SSH Agent loses identity while restart machine

Solution 1:

It's normal. The purpose of a key agent is just to hold decrypted keys in memory, but it will never write them to disk. (That would defeat the purpose – why not just unprotect the main key instead?)

So the keys must be unlocked on each login, and you need to automate this – on Linux using pam_ssh is one option; it automatically uses your OS password to unlock the agent. Another similar module is pam_envoy, which is slightly more reliable afaik (but requires systemd).

Both modules will start the agent itself and load keys automatically.

Solution 2:

On OS X, ssh-add has a special flag to connect to Keychain if you decide to store your private key in there.
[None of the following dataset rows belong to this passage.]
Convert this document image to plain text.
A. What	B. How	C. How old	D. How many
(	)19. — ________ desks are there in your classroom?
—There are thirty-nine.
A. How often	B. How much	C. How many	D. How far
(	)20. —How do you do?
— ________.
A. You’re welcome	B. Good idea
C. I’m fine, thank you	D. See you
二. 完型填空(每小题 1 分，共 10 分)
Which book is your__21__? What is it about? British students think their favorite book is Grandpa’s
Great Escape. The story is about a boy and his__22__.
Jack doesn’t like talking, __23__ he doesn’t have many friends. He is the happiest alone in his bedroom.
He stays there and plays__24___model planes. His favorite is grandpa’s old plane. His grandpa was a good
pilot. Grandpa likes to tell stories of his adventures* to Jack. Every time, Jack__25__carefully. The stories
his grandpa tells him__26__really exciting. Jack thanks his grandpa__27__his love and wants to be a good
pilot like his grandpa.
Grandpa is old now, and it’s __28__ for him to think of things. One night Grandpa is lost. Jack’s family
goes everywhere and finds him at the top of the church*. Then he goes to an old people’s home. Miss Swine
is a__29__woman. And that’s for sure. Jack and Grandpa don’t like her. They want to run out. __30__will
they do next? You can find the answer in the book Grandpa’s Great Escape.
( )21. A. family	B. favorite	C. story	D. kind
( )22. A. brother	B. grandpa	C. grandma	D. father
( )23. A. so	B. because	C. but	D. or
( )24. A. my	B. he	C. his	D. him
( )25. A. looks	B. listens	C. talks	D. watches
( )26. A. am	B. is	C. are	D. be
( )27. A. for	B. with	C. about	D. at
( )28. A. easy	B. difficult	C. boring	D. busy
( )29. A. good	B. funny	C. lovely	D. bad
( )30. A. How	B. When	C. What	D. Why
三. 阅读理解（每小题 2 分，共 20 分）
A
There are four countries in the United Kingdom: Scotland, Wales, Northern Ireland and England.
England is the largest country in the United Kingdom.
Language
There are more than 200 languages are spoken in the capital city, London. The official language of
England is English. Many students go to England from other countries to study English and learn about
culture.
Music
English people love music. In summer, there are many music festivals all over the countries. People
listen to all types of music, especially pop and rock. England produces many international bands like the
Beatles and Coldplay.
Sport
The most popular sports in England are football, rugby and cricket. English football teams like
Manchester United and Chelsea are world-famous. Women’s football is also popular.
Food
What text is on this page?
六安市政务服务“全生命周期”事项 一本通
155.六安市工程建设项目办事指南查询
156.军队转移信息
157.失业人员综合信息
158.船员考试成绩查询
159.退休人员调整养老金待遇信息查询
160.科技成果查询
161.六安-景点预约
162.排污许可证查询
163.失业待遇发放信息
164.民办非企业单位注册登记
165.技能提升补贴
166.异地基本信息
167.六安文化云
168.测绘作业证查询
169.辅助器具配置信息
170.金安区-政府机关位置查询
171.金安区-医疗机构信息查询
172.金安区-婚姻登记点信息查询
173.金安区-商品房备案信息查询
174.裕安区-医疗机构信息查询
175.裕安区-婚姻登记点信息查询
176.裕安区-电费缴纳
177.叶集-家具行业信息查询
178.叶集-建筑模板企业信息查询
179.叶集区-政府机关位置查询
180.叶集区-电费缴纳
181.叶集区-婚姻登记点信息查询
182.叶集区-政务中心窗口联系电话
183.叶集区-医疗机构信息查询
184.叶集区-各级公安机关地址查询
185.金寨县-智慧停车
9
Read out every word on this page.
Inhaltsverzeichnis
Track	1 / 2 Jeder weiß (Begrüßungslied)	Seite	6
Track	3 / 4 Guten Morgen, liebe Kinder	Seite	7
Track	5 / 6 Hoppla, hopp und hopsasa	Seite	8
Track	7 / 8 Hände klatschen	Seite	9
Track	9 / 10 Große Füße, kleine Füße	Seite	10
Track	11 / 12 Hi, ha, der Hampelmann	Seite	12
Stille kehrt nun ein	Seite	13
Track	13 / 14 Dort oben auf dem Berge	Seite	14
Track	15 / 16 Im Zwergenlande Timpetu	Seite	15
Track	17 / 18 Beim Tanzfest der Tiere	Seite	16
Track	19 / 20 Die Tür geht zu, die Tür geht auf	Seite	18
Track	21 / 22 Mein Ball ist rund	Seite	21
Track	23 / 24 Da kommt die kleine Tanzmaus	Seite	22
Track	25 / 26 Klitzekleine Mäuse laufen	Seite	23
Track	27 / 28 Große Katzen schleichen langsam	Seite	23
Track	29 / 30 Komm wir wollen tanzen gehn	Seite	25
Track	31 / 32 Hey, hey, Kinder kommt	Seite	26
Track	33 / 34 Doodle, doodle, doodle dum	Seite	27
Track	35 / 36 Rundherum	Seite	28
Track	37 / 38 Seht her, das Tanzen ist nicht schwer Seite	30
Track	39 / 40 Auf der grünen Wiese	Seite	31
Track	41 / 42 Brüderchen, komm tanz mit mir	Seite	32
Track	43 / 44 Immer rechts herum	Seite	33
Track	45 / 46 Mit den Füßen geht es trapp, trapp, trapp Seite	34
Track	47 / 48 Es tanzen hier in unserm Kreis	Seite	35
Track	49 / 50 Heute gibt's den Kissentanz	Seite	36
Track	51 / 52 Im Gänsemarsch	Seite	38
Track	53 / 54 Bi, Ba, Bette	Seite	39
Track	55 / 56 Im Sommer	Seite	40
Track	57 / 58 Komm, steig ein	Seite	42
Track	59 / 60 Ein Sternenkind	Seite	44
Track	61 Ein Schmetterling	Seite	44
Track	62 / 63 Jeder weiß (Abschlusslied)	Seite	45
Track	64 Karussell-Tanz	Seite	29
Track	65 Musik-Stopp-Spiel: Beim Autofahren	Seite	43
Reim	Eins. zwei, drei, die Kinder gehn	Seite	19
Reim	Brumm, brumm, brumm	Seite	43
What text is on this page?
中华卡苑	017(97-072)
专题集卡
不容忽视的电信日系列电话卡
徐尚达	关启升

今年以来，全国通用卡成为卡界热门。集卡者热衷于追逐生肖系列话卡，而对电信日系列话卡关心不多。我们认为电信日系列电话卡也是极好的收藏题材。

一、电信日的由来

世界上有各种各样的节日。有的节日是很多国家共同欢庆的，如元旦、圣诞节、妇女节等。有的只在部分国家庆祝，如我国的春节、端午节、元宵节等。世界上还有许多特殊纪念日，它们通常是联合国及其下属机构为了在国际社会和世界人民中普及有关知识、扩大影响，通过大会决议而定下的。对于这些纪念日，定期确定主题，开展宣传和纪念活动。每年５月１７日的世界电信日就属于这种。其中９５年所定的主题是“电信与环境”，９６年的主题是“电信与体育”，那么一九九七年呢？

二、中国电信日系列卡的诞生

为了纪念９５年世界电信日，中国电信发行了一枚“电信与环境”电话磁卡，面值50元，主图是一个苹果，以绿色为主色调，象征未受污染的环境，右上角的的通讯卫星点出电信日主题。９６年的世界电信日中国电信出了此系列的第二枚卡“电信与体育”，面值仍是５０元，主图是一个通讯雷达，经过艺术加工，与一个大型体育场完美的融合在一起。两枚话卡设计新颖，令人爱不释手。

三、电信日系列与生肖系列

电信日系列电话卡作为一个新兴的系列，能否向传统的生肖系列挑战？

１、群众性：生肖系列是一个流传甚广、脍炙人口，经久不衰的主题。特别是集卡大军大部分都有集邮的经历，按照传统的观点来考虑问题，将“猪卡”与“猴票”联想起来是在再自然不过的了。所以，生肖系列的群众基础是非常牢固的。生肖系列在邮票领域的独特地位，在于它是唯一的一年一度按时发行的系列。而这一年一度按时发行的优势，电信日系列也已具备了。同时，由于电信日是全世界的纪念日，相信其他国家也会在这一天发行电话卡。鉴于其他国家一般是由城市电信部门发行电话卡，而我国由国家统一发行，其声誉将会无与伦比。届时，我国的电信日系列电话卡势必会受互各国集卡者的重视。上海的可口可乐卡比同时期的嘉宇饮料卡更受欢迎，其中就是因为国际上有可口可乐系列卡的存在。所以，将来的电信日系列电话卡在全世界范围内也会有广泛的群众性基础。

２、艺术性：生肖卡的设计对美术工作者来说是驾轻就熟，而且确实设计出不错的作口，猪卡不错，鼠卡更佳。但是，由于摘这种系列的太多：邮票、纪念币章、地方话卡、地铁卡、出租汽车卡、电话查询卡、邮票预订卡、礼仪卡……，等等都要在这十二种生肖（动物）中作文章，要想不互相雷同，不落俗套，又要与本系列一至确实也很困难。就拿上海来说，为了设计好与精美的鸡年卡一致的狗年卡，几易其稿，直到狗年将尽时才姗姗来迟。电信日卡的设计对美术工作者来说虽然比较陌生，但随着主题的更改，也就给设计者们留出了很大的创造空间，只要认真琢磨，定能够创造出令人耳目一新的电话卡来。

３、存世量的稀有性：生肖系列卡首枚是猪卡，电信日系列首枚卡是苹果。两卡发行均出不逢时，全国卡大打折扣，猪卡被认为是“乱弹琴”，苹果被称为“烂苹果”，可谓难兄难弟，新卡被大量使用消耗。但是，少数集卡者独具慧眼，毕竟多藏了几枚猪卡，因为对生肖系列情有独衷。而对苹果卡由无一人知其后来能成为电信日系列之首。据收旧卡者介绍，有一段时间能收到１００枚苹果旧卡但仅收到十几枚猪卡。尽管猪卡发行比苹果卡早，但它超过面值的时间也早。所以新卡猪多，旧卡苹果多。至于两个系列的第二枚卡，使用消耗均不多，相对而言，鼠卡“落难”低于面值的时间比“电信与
Just run ssh-add -K ~/.ssh/id_rsa.

I believe this answers your question more fully. This OS X specific flag is hard to find documentation for but it's been working since at least OS X Leopard.

Solution 3:

Try to this to your ~/.bashrc:

if [ ! -S ~/.ssh/id_rsa ]; then
  eval `ssh-agent`
  ln -sf "$SSH_AUTH_SOCK" ~/.ssh/id_rsa
  ssh-add
fi
export SSH_AUTH_SOCK=~/.ssh/id_rsa

This should only prompt for the password once you are login.